Vadala was introduced to ballooning through Tony Fairbanks, a fellow member of the Rittenhouse Astronomy Society. Fairbanks was a charter member of the Balloon Club of America (BCA), incorporated in 1952 in Swarthmore, Pennsylvania.

Eleanor Vadala enjoyed her first balloon flight on January 9, 1954, a date that commemorated the first balloon flight in the Americas on January 9, 1793, by Jean-Pierre Blanchard. Don Piccard piloted the Balloon Club of America's N9071H, a former U.S. Army balloon built by Goodyear, on its fourth flight for the BCA. Known as the "Old 80", N9071H was an 80,000 cuft gas balloon. Don Piccard was accompanied by Francis Shield, Eleanor Vadala, and another first-time woman balloonist, Kate C. Ornsen. They landed in Netcong, New Jersey. Vadala has spoken eloquently of their landing. "We drifted down like one of the snowflakes. We touched down and landed so softly that the deer didn't even move—such a quiet serenity with the snow coming down so gently." The flight was reported by The Philadelphia Inquirer and other newspapers and was the basis for Argosys April 1954 cover story.

Vadala's second hot air balloon flight was on July 4, 1954, with Tony Fairbanks. They flew from Valley Forge airport, celebrating Independence Day.

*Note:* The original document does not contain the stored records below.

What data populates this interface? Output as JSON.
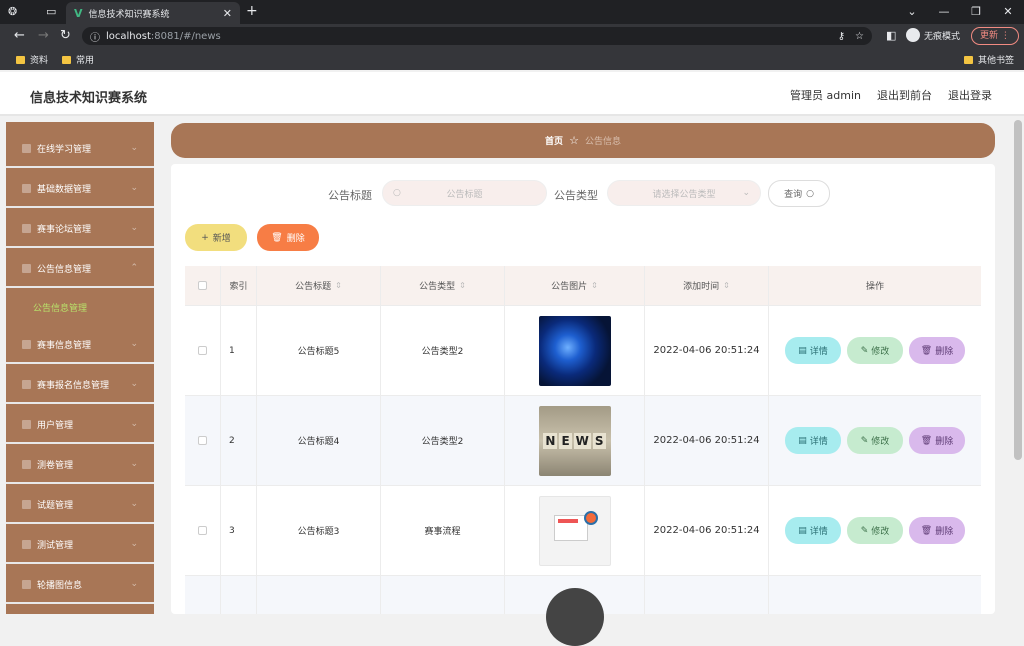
{
  "browser": {
    "tab_title": "信息技术知识赛系统",
    "url_host": "localhost",
    "url_path": ":8081/#/news",
    "incognito_label": "无痕模式",
    "update_label": "更新",
    "bookmarks": [
      "资料",
      "常用"
    ],
    "other_bookmarks": "其他书签"
  },
  "header": {
    "title": "信息技术知识赛系统",
    "user": "管理员 admin",
    "to_front": "退出到前台",
    "logout": "退出登录"
  },
  "sidebar": {
    "items": [
      "在线学习管理",
      "基础数据管理",
      "赛事论坛管理",
      "公告信息管理",
      "赛事信息管理",
      "赛事报名信息管理",
      "用户管理",
      "测卷管理",
      "试题管理",
      "测试管理",
      "轮播图信息"
    ],
    "sub_active": "公告信息管理"
  },
  "breadcrumb": {
    "home": "首页",
    "current": "公告信息"
  },
  "filters": {
    "title_label": "公告标题",
    "title_placeholder": "公告标题",
    "type_label": "公告类型",
    "type_placeholder": "请选择公告类型",
    "query": "查询"
  },
  "actions": {
    "add": "新增",
    "delete": "删除"
  },
  "table": {
    "headers": [
      "索引",
      "公告标题",
      "公告类型",
      "公告图片",
      "添加时间",
      "操作"
    ],
    "rows": [
      {
        "index": "1",
        "title": "公告标题5",
        "type": "公告类型2",
        "time": "2022-04-06 20:51:24"
      },
      {
        "index": "2",
        "title": "公告标题4",
        "type": "公告类型2",
        "time": "2022-04-06 20:51:24"
      },
      {
        "index": "3",
        "title": "公告标题3",
        "type": "赛事流程",
        "time": "2022-04-06 20:51:24"
      }
    ],
    "op_detail": "详情",
    "op_edit": "修改",
    "op_delete": "删除"
  },
  "colors": {
    "accent": "#a87656",
    "active_sub": "#b9e26a",
    "add_btn": "#f2de7e",
    "delete_btn": "#f77d45",
    "detail_btn": "#a7ecef",
    "edit_btn": "#c6ebcf",
    "op_delete_btn": "#d9b9ec"
  }
}
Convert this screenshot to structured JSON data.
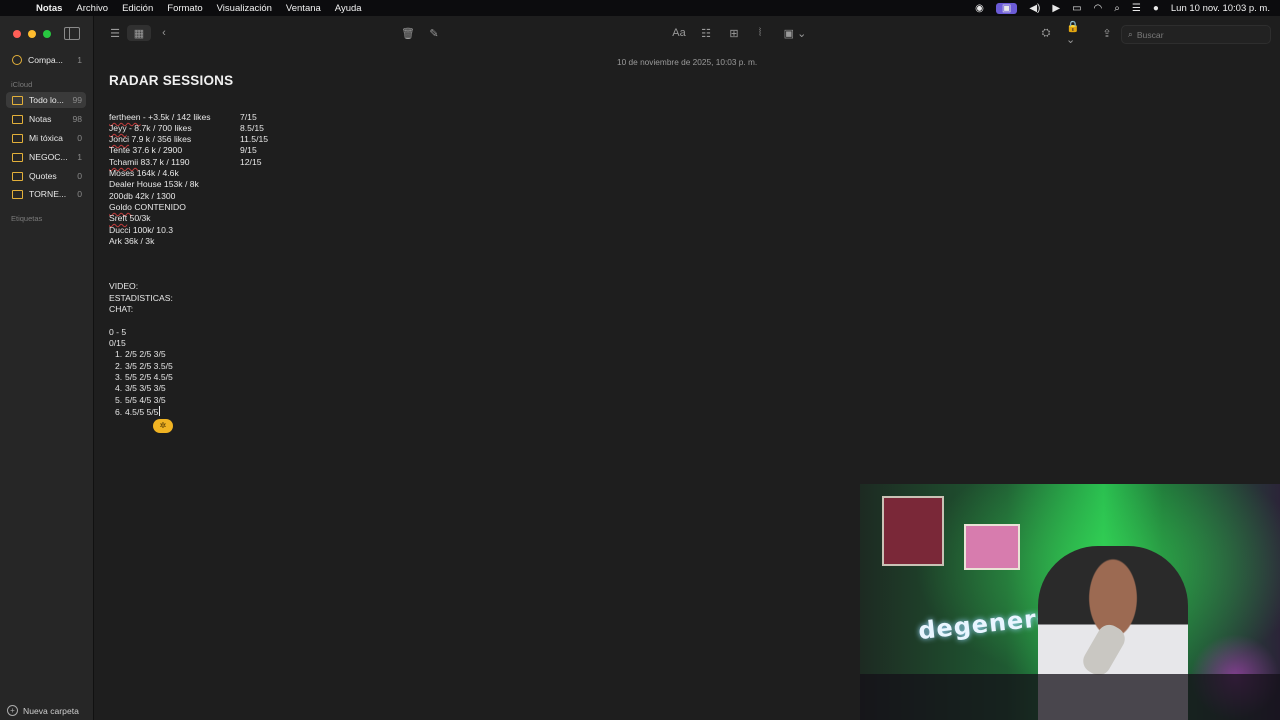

Vadala became an active member of the BCA, not only learning to fly, but also repairing the balloons, making nets for them, filling sandbags to use as weights, and driving the chase vehicles that followed the balloons after they launched. The club launched from both the Valley Forge Airport and from Wings Field in Blue Bell, Pennsylvania.

Vadala was the third woman to receive FAA Balloon Pilot Certification, passing the written test on June 27, 1962, and the flight test on July 13, 1963. She flew from Doylestown, Pennsylvania, to Hilltown, Pennsylvania. Vadala was preceded as a licensed woman balloon pilot in the United States by Constance C. Wolf ("Connie Wolf"), November 26, 1956, and by Jeannette Piccard who was issued her FAI-ACA ballooning license as of July 27, 1934.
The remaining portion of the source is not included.